Dans le flot incessant et bouillonnant de l’actualité, il y a des images qu’on n’oublie pas. Celles qui, lorsqu’on les regarde de nouveau, nous donnent immédiatement la chair de poule. La place Saint-Marc à Venise sous les eaux en novembre, les fumées noires flottant au-dessus de la forêt amazonienne en juillet ou encore la flèche de Notre-Dame s’écroulant de l’édifice emblématique de Paris en avril en font partie.
Comme une piqûre de rappel, Cee-Roo condense en moins de trois minutes ces extraits vidéo qui ont marqué l’année 2019. L’artiste biennois, tout juste trentenaire, n’en est pas à son coup d’essai. En 2015, il lance le concept de «World Music» en tant que réalisateur pour la RTS. Appelé par les deux Vincent (Kucholl et Veillon), il rejoint l’équipe de 26 minutes puis celle de 120 minutes. Chaque mois, son style s’affine alors que les images choisies pour sa séquence s’entrechoquent pour former une bande-son au rythme effréné.
Du bruit à la mélodie
Pipe au bec et bonnet à pompon vissé sur la tête, Cee-Roo semble tout droit sorti d’un monde parallèle lorsque Le Temps le rencontre au Farel Bistro, lieu à la décoration minimaliste dans le centre de Bienne.
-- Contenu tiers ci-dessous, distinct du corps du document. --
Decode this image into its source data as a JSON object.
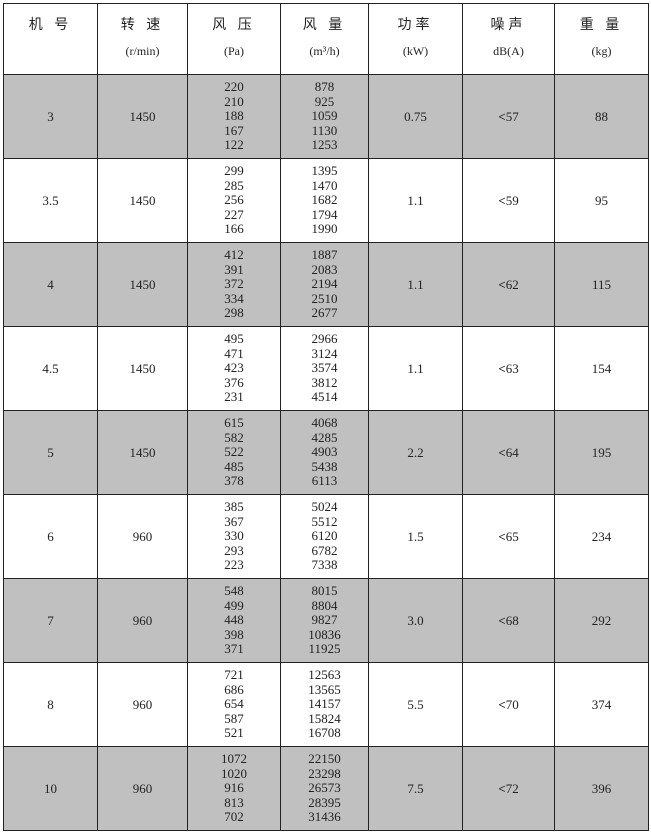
{
  "headers": [
    {
      "title": "机 号",
      "unit": ""
    },
    {
      "title": "转 速",
      "unit": "(r/min)"
    },
    {
      "title": "风 压",
      "unit": "(Pa)"
    },
    {
      "title": "风 量",
      "unit": "(m³/h)"
    },
    {
      "title": "功率",
      "unit": "(kW)"
    },
    {
      "title": "噪声",
      "unit": "dB(A)"
    },
    {
      "title": "重 量",
      "unit": "(kg)"
    }
  ],
  "noise_prefix": "<",
  "row_shading": "#c0c0c0",
  "rows": [
    {
      "model": "3",
      "speed": "1450",
      "pressure": [
        "220",
        "210",
        "188",
        "167",
        "122"
      ],
      "flow": [
        "878",
        "925",
        "1059",
        "1130",
        "1253"
      ],
      "power": "0.75",
      "noise": "57",
      "weight": "88",
      "shaded": true
    },
    {
      "model": "3.5",
      "speed": "1450",
      "pressure": [
        "299",
        "285",
        "256",
        "227",
        "166"
      ],
      "flow": [
        "1395",
        "1470",
        "1682",
        "1794",
        "1990"
      ],
      "power": "1.1",
      "noise": "59",
      "weight": "95",
      "shaded": false
    },
    {
      "model": "4",
      "speed": "1450",
      "pressure": [
        "412",
        "391",
        "372",
        "334",
        "298"
      ],
      "flow": [
        "1887",
        "2083",
        "2194",
        "2510",
        "2677"
      ],
      "power": "1.1",
      "noise": "62",
      "weight": "115",
      "shaded": true
    },
    {
      "model": "4.5",
      "speed": "1450",
      "pressure": [
        "495",
        "471",
        "423",
        "376",
        "231"
      ],
      "flow": [
        "2966",
        "3124",
        "3574",
        "3812",
        "4514"
      ],
      "power": "1.1",
      "noise": "63",
      "weight": "154",
      "shaded": false
    },
    {
      "model": "5",
      "speed": "1450",
      "pressure": [
        "615",
        "582",
        "522",
        "485",
        "378"
      ],
      "flow": [
        "4068",
        "4285",
        "4903",
        "5438",
        "6113"
      ],
      "power": "2.2",
      "noise": "64",
      "weight": "195",
      "shaded": true
    },
    {
      "model": "6",
      "speed": "960",
      "pressure": [
        "385",
        "367",
        "330",
        "293",
        "223"
      ],
      "flow": [
        "5024",
        "5512",
        "6120",
        "6782",
        "7338"
      ],
      "power": "1.5",
      "noise": "65",
      "weight": "234",
      "shaded": false
    },
    {
      "model": "7",
      "speed": "960",
      "pressure": [
        "548",
        "499",
        "448",
        "398",
        "371"
      ],
      "flow": [
        "8015",
        "8804",
        "9827",
        "10836",
        "11925"
      ],
      "power": "3.0",
      "noise": "68",
      "weight": "292",
      "shaded": true
    },
    {
      "model": "8",
      "speed": "960",
      "pressure": [
        "721",
        "686",
        "654",
        "587",
        "521"
      ],
      "flow": [
        "12563",
        "13565",
        "14157",
        "15824",
        "16708"
      ],
      "power": "5.5",
      "noise": "70",
      "weight": "374",
      "shaded": false
    },
    {
      "model": "10",
      "speed": "960",
      "pressure": [
        "1072",
        "1020",
        "916",
        "813",
        "702"
      ],
      "flow": [
        "22150",
        "23298",
        "26573",
        "28395",
        "31436"
      ],
      "power": "7.5",
      "noise": "72",
      "weight": "396",
      "shaded": true
    }
  ]
}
Ce personnage farfelu, Cyril Käppeli (son double à l’état civil) le façonne depuis l’âge de 18 ans, notamment avec deux albums (Memories en 2012, River en 2017) où il se met en scène avec une forte dose d’autodérision.
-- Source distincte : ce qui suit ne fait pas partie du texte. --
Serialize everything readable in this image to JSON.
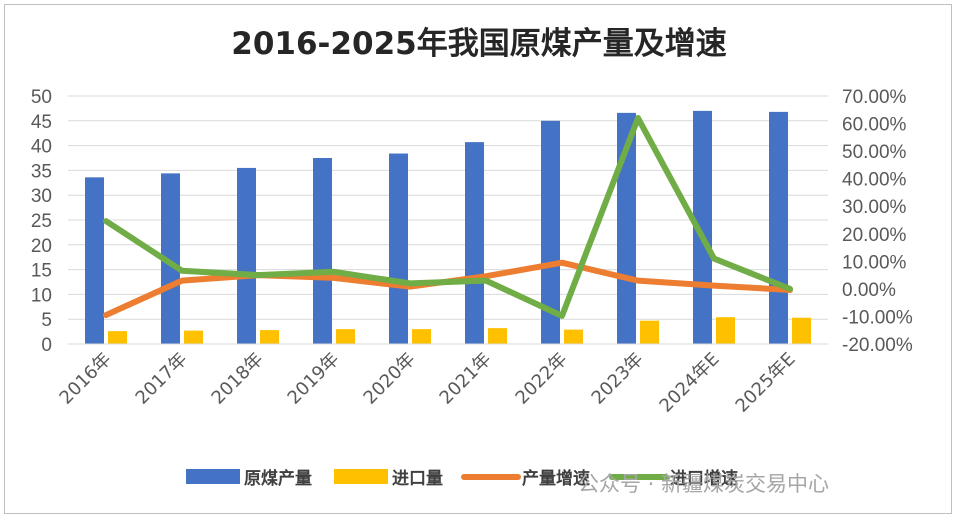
{
  "chart_data": {
    "type": "bar",
    "title": "2016-2025年我国原煤产量及增速",
    "categories": [
      "2016年",
      "2017年",
      "2018年",
      "2019年",
      "2020年",
      "2021年",
      "2022年",
      "2023年",
      "2024年E",
      "2025年E"
    ],
    "y_left": {
      "min": 0,
      "max": 50,
      "step": 5,
      "ticks": [
        "0",
        "5",
        "10",
        "15",
        "20",
        "25",
        "30",
        "35",
        "40",
        "45",
        "50"
      ]
    },
    "y_right": {
      "min": -20,
      "max": 70,
      "step": 10,
      "ticks": [
        "-20.00%",
        "-10.00%",
        "0.00%",
        "10.00%",
        "20.00%",
        "30.00%",
        "40.00%",
        "50.00%",
        "60.00%",
        "70.00%"
      ]
    },
    "grid": true,
    "legend_position": "bottom",
    "series": [
      {
        "name": "原煤产量",
        "type": "bar",
        "axis": "left",
        "color": "#4472c4",
        "values": [
          33.6,
          34.4,
          35.5,
          37.5,
          38.4,
          40.7,
          45.0,
          46.6,
          47.0,
          46.8
        ]
      },
      {
        "name": "进口量",
        "type": "bar",
        "axis": "left",
        "color": "#ffc000",
        "values": [
          2.6,
          2.7,
          2.8,
          3.0,
          3.0,
          3.2,
          2.9,
          4.7,
          5.4,
          5.3
        ]
      },
      {
        "name": "产量增速",
        "type": "line",
        "axis": "right",
        "color": "#ed7d31",
        "values": [
          -9.5,
          3.0,
          5.0,
          4.0,
          0.8,
          4.6,
          9.5,
          3.0,
          1.2,
          -0.4
        ]
      },
      {
        "name": "进口增速",
        "type": "line",
        "axis": "right",
        "color": "#70ad47",
        "values": [
          24.6,
          6.6,
          5.0,
          6.2,
          2.0,
          3.0,
          -9.8,
          62.0,
          11.0,
          0.0
        ]
      }
    ]
  },
  "watermark": "公众号 · 新疆煤炭交易中心"
}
Mais avec le concept de «World Music», Cee-Roo est en retrait, n’apparaissant jamais dans ces courtes vidéos au montage vif, dynamique et percutant. «Je compose une mélodie à partir de sonorités que tout oppose, résume-t-il en sirotant un cappuccino. Mon but est de créer une harmonie pour véhiculer des émotions fortes.» Le haka néozélandais, des feux d’artifice ou le bruit des mitraillettes sont ainsi utilisés pour donner du rythme à l’ensemble.
Digérer l’enchaînement d’images
Certaines images mises côte à côte peuvent perturber, passant du discours de Greta Thunberg à l’ONU et son célèbre «nous ne vous pardonnerons jamais» à un défilé militaire au Soudan. Cee-Roo l’assume parfaitement: «L’absence de contextualisation donne cette osmose totale. C’est une démarche volontaire d’aller très vite pour zapper des images. C’est un aperçu, il faut que ça heurte.»
En ce sens, l’artiste biennois cherche à nous interpeller en mettant le monde dans un grand saladier pour mieux le remuer. «Il y a des pétitions et des actes de terrain qui sont nécessaires. Ma force, c’est de dégager des émotions qui vont, je l’espère, réveiller certaines consciences.»
Un engagement qui s’est transformé en spectacle au printemps dernier. Projeté dans six cinémas romands, son World Music Live était à mi-chemin entre un ciné-concert et une pièce de théâtre. L’occasion d’y ajouter les mimiques de son personnage et d’explorer les différentes facettes de l’être humain. «Pour 2020, j’ai envie de faire évoluer ce spectacle en proposant une version 2.0.» Tel est le monde vu et entendu par Cee-Roo.